Ingolstadt
Eine Stadt hörbar machen

Der Historische Verein setzt sich für ein zweites Glockenspiel in Ingolstadt ein

11.10.2018 | Stand 23.09.2023, 4:37 Uhr
Ähnlich wie in der Dollstraße könnte die Glocken an anderer Stelle der Innenstadt erklingen. −Foto: Estel

Ingolstadt (DK) Ingolstadt ist eine an Traditionen nicht arme Stadt, wie die meisten Schanzer wissen.

Dazu gehört das reiche Musikleben gerade im 19. Jahrhundert - der Bayerische Defiliermarsch ist wohl das berühmteste Beispiel. Weniger bekannt ist, dass Ingolstadt auch auf eine lange Reihe von Glockengießern zurückblicken kann. Seit dem 16. Jahrhundert lassen sich zahlreiche Werkstätten nachweisen. Erst in den 60er-Jahren des vergangenen Jahrhunderts hat Wendelin Vielwert an der Beckerstraße seine letzte Form gegossen. Der Historische Verein möchte beide Traditionen zusammenbringen und setzt sich für ein weiteres Glockenspiel in Ingolstadt ein - in der Dollstraße ertönt bekanntlich zur Mittagszeit immer eine Melodie.

Bei einem Informationsabend im Barocksaal im Stadtmuseum erläuterten der letzte bayerische Glockengießer, Rudolf Perner aus Passau, und der Carillonspieler Bastian Fuchs aus Eichstätt die Einzelheiten, Hintergründe und Unterschiede. Denn der Fachmann unterscheidet zwischen einem Glockenspiel, das zu festgesetzten Zeiten eine Melodie abspielt (das bekannteste Beispiel findet sich am Münchener Rathaus), und einem Carillon, das man sich wie ein Klavier vorstellen muss: Die "Tasten" sind jeweils mit einer Glocke verbunden, ein Musiker kann also konzertant verschiedene Melodien spielen. Auch eine elektronische Steuerung ist möglich. "Ein Glockenspiel ist ein Glockenspiel, ein Carillon ist ein Instrument", erläuterte Perner den Unterschied.

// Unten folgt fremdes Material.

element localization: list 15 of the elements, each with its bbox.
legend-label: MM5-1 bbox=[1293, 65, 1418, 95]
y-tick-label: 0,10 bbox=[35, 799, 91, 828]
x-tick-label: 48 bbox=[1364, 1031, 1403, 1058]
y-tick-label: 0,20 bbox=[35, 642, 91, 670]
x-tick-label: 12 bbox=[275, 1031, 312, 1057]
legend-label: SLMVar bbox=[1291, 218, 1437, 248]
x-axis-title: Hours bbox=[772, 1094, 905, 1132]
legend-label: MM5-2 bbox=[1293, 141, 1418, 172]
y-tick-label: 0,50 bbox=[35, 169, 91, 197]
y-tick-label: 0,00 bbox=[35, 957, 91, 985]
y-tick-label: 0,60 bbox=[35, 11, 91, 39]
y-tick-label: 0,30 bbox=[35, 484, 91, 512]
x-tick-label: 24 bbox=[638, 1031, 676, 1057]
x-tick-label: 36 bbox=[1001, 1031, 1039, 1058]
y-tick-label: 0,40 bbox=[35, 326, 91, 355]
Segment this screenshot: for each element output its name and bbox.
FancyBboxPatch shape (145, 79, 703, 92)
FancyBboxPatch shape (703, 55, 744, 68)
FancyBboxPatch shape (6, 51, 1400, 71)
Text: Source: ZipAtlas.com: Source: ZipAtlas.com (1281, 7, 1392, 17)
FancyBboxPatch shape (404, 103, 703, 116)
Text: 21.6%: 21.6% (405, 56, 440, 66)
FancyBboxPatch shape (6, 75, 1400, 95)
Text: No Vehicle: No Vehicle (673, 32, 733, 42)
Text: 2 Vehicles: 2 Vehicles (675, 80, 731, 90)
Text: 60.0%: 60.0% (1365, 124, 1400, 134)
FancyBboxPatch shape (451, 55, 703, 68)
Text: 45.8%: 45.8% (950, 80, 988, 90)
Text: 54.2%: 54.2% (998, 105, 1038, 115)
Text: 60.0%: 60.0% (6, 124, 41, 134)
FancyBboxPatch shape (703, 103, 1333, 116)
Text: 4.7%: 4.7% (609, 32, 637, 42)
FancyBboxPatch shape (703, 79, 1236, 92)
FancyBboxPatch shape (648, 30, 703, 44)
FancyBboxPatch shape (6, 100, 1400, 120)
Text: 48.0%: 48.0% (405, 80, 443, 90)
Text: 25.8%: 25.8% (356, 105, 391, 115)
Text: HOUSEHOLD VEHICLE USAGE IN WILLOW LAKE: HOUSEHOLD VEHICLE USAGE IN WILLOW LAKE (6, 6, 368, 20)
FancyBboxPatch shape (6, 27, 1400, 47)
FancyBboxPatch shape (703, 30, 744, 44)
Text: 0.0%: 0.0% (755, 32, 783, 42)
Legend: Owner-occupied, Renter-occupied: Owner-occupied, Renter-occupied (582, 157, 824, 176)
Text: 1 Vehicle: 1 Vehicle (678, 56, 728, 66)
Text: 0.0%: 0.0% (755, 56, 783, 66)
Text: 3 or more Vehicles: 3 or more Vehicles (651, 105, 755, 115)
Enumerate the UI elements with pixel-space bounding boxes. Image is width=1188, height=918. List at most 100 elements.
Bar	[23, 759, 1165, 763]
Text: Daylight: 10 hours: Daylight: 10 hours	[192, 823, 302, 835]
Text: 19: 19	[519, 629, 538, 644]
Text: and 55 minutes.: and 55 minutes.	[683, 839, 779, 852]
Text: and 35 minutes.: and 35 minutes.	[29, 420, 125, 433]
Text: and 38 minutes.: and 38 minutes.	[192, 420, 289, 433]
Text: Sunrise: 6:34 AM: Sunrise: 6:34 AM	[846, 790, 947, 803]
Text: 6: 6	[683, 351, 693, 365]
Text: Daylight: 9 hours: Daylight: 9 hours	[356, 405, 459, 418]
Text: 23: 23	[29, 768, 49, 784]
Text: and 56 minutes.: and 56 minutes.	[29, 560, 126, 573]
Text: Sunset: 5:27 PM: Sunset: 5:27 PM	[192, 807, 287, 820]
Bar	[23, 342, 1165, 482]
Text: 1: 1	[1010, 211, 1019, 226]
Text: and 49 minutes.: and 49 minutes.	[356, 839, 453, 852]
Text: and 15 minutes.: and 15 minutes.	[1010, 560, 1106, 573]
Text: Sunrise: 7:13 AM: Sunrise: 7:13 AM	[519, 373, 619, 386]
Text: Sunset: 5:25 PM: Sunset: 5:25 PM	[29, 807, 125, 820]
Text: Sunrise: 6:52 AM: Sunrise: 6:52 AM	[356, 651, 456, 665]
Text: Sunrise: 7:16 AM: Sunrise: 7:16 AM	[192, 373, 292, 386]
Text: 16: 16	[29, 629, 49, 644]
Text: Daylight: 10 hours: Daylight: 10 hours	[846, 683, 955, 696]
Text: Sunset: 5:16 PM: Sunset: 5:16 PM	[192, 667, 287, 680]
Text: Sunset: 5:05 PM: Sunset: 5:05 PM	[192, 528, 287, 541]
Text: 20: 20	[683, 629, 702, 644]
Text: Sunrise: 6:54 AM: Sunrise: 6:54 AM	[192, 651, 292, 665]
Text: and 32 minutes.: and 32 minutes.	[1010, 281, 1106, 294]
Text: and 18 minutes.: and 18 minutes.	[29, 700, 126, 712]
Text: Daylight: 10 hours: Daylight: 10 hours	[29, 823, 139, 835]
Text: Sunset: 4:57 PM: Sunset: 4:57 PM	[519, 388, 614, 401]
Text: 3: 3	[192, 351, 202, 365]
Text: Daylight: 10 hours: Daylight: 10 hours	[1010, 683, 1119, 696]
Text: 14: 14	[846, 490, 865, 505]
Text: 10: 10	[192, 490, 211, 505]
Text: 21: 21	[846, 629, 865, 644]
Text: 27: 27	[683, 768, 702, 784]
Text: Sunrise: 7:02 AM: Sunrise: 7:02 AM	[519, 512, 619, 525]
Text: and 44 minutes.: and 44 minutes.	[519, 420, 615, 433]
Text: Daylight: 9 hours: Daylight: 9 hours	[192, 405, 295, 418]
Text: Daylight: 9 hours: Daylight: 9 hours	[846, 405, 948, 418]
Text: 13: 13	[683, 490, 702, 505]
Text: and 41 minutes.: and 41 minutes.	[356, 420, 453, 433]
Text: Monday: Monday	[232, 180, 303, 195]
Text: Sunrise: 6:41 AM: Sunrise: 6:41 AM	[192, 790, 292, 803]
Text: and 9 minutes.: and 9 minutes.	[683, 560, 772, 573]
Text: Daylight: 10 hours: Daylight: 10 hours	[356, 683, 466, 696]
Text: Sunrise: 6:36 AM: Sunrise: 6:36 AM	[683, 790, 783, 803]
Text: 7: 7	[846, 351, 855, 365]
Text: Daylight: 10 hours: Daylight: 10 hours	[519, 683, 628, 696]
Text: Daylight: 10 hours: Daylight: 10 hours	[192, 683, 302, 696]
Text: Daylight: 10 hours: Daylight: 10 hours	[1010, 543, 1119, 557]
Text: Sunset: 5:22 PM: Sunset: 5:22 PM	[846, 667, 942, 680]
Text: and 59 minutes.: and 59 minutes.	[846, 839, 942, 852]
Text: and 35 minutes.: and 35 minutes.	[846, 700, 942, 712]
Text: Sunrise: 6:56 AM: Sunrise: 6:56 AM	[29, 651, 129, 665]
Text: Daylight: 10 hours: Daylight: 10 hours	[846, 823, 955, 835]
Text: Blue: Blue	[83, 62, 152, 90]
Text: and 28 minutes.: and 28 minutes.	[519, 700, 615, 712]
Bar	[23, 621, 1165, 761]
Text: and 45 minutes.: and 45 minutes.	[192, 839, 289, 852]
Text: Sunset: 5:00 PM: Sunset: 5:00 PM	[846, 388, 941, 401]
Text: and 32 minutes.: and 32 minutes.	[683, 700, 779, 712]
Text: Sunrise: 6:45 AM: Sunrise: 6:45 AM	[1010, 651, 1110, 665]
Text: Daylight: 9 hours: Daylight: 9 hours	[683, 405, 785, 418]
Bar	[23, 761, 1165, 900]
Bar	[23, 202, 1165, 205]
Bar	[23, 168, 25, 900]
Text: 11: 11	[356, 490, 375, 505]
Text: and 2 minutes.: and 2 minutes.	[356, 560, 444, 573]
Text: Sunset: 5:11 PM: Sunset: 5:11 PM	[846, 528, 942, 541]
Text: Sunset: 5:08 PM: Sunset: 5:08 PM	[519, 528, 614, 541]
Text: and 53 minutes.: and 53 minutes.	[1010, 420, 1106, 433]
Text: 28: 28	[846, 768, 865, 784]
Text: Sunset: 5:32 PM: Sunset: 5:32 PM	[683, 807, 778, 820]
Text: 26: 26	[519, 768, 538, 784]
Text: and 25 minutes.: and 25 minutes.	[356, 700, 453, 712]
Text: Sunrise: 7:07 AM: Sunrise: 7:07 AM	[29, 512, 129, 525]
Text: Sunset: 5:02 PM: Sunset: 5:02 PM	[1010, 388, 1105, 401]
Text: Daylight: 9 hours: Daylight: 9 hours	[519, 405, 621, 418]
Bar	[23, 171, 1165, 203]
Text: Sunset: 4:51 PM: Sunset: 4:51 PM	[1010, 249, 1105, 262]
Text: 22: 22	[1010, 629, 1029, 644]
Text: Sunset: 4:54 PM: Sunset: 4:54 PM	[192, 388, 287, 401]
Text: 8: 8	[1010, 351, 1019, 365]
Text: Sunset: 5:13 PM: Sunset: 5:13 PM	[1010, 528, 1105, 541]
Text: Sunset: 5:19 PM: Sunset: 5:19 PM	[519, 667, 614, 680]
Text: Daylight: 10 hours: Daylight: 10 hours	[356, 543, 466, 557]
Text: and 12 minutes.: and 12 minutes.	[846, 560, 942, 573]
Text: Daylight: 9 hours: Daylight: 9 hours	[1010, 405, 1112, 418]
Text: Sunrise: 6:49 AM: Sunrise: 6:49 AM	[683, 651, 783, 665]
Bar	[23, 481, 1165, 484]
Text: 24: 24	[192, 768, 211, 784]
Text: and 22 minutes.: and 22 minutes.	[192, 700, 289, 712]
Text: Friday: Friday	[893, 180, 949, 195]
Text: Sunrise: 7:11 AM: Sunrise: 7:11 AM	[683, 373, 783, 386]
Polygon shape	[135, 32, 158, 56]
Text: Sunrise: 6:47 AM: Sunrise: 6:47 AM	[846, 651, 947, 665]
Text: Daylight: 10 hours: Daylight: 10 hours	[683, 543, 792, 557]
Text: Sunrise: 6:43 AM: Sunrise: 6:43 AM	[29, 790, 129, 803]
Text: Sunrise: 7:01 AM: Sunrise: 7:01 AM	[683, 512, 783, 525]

Der Glockengießer aus Passau erklärte den Zuhörern die lange Geschichte und die langwierige Herstellung von Glocken. "Jede Glocke ist einzigartig", sagte Perner, wobei erst im Zusammenspiel ihre ganze Klangfülle zum Tragen kommt. Er muss es wissen, hat er doch neben vielen kleineren auch die größte und tontiefste Glocke Bayerns gegossen: Sie wiegt zehn Tonnen und hängt im Kloster Scheyern.

Glockenspiele und Carillons benötigen wenig Platz und hängen oft in Türmen, aber auch im Freien. Es gibt sogar mobile Carillons, die auf einem Anhänger transportiert werden können. Auf so einem Instrument mit über 20 Glocken eröffnete der Eichstätter Bastian Fuchs 2013 das Regensburger Bürgerfest - mit der Bayernhymne. Denn auf einem Carillon kann man prinzipiell alles spielen - und man kann auch mit anderen Instrumenten zusammen Konzerte geben. Ob Blasmusik, ein Jazzensemble, ein klassisches Orchester oder Elektrosounds - es gibt praktisch keine Grenzen.

"Ein Carillon ist etwas Bleibendes", warb Perner für das Instrument: "Es macht eine Stadt hörbar. " Bei Gelegenheiten wie den Jazztagen oder etwa den Audi-Sommerkonzerten, bei Festen oder wenn hoher Besuch kommt könnte ein Glockenspiel oder ein Carillon erklingen.

Über einen möglichen Standort hat sich der Historische Verein auch schon Gedanken gemacht: Rathausplatz, Viktualienmarkt, Paradeplatz, Carraraplatz, Klenzepark, das neue Landesgartenschaugelände oder im Reduit Tilly wären prinzipiell denkbar. Mit so einem Carillon würde auch ein weißer Fleck auf der Landkarte getilgt, denn die nächsten sind in München und in Würzburg. Die Kosten für so ein Instrument liegen im sechsstelligen Bereich, wobei natürlich Patenschaften für einzelne Glocken übernommen werden können. Denn mindestens 23 sollten es schon sein.